In diesem Forum gibt es ja ungeheuer viele Beiträge zum Thema, was uns Erwachsene im Falle einer Scheidung so belasten kann. Von Depressionen, Zusammenbrüchen, Verlust von Freundschaften ist da die Rede. Klar, auch die Kinder werden angeführt. Wenn sie auf einmal verhaltensauffällig werden, agressiv, nicht mehr "lenkbar" sind.
Was ist aber mit den Kindern, die still leiden? Die nicht wehement ihr Recht auf Beachtung einfordern? Die sich schlicht und ergreifend viel zu viel Verantwortung aufladen? Die bestrebt sind, perfekt zu funktionieren?

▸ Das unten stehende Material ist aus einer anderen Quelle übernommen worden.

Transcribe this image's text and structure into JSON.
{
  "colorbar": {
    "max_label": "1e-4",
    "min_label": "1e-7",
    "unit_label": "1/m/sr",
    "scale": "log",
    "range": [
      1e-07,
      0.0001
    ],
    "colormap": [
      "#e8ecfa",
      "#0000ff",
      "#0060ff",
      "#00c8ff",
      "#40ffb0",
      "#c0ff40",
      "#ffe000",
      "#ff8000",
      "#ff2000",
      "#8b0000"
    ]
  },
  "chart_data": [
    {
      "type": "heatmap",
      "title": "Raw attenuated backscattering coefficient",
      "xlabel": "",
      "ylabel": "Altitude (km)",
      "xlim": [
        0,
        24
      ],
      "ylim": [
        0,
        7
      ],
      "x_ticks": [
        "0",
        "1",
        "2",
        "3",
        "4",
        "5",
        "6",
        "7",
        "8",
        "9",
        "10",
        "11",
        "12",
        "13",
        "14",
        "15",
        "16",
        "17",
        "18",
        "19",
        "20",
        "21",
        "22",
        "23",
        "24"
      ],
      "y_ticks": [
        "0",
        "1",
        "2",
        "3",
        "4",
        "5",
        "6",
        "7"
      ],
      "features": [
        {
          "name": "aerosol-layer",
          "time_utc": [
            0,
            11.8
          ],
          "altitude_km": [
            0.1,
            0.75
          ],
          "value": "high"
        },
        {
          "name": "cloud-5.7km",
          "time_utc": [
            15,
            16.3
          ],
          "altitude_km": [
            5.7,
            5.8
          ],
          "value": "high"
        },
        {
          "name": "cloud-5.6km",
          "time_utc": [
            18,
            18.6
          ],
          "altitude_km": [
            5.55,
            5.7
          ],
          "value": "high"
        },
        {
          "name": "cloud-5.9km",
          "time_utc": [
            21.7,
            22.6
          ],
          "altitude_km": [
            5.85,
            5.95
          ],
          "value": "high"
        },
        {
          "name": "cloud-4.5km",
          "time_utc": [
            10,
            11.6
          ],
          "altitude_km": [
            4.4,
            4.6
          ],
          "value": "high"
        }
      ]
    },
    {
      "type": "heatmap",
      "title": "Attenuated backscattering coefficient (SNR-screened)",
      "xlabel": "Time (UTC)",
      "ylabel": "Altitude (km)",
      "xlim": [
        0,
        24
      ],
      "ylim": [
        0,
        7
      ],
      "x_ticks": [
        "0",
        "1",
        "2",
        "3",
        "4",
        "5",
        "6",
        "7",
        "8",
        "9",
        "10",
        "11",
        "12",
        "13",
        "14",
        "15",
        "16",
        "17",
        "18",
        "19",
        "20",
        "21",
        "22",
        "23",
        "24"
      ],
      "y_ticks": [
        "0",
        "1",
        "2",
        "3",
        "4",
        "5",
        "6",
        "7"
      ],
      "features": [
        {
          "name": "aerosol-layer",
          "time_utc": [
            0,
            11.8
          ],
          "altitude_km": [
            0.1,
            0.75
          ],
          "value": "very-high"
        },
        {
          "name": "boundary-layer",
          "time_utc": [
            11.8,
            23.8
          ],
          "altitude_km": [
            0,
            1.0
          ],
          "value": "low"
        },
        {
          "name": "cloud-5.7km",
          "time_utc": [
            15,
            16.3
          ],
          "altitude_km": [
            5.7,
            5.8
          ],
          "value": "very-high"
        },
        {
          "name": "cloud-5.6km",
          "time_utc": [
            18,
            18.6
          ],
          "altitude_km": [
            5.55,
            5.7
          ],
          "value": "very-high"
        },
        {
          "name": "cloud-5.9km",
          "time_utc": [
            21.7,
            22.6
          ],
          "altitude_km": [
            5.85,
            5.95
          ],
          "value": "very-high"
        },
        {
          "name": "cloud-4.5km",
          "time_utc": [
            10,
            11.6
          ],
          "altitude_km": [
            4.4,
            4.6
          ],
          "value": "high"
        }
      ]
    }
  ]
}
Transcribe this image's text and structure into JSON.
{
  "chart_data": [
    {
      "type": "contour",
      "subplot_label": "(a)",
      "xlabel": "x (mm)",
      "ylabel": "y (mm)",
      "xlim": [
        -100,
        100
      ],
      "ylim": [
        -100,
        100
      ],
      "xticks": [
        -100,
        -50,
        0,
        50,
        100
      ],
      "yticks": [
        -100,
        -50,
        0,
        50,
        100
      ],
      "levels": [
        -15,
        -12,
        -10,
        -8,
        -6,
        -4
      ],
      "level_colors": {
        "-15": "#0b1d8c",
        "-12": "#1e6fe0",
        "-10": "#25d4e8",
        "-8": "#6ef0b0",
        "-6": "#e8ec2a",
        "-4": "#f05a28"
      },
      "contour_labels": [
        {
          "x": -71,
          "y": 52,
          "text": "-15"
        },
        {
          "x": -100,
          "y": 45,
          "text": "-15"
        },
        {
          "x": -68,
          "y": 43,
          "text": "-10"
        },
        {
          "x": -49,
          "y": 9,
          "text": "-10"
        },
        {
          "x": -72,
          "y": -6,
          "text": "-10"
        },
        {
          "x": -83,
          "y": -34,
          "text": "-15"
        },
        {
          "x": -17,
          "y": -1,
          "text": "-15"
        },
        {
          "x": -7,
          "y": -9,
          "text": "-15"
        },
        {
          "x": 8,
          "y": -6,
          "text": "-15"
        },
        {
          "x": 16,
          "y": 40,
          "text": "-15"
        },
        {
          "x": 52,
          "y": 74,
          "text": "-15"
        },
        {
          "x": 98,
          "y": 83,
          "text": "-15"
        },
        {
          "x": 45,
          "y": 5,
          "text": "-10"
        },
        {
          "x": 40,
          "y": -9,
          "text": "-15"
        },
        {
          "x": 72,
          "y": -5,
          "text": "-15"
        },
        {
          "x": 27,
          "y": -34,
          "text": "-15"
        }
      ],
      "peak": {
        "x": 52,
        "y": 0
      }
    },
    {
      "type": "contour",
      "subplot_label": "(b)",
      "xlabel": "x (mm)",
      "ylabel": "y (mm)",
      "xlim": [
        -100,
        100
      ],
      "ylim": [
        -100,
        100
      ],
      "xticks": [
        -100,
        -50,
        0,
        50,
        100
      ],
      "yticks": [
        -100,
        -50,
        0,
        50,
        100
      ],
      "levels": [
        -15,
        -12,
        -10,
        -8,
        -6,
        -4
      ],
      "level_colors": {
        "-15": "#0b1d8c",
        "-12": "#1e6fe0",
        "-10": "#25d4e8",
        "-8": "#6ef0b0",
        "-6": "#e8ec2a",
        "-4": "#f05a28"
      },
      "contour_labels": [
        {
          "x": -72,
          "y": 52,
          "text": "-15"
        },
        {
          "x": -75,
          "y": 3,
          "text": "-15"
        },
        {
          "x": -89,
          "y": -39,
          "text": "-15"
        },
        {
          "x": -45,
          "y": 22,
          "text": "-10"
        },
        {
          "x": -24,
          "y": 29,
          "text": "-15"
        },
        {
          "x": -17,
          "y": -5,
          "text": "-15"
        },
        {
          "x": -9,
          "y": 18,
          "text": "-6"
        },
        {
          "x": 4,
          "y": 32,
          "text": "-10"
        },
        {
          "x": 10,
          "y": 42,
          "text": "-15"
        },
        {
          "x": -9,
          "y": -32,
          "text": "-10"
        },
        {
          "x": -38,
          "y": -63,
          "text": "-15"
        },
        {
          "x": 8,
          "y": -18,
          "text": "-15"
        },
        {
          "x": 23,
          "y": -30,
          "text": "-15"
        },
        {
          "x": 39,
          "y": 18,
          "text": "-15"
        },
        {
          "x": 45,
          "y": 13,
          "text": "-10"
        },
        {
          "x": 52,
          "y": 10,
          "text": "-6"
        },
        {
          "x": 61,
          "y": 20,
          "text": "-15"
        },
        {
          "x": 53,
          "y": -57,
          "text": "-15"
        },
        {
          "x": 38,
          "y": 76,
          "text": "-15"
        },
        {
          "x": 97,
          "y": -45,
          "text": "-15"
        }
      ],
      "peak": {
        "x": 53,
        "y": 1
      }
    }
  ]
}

Meine Tochter war 8, als ich mich von ihrem Vater getrennt habe, ihr Bruder 12. Der Große ist so ein "typisches" Scheidungskind, rebellisch, fordernd. Seine Schwester nicht. Sie ist eher ruhiger, frisst viel in sich hinein. Jetzt ist sie am Ende ihrer Kraft angekommen, overkill. Sie ist nur noch müde, verzweifelt und voller Angst. Sie gibt sich für alles die Schuld. An meinem eigenen Zusammenbruch am Anfang des Jahres, meine klinische Behandlung deswegen, die noch andauert. Am Scheitern der Ehe ihrer Eltern, das ihr Vater sie nicht wahrnimmt, einfach an allem. Ich habe sie auf eigenen Wunsch in einem Internat angemeldet. Da war sie seit Februar, seit einer Woche ist sie wieder zu Hause. Die Erzieher haben ihre Erschöpfung nicht richtig erkannt, sie als Simulantin dargestellt. Sie ist inzwischen 11 Jahre alt, ehrgeizig, fleißig. Und kann einfach zur Zeit nicht mehr lernen.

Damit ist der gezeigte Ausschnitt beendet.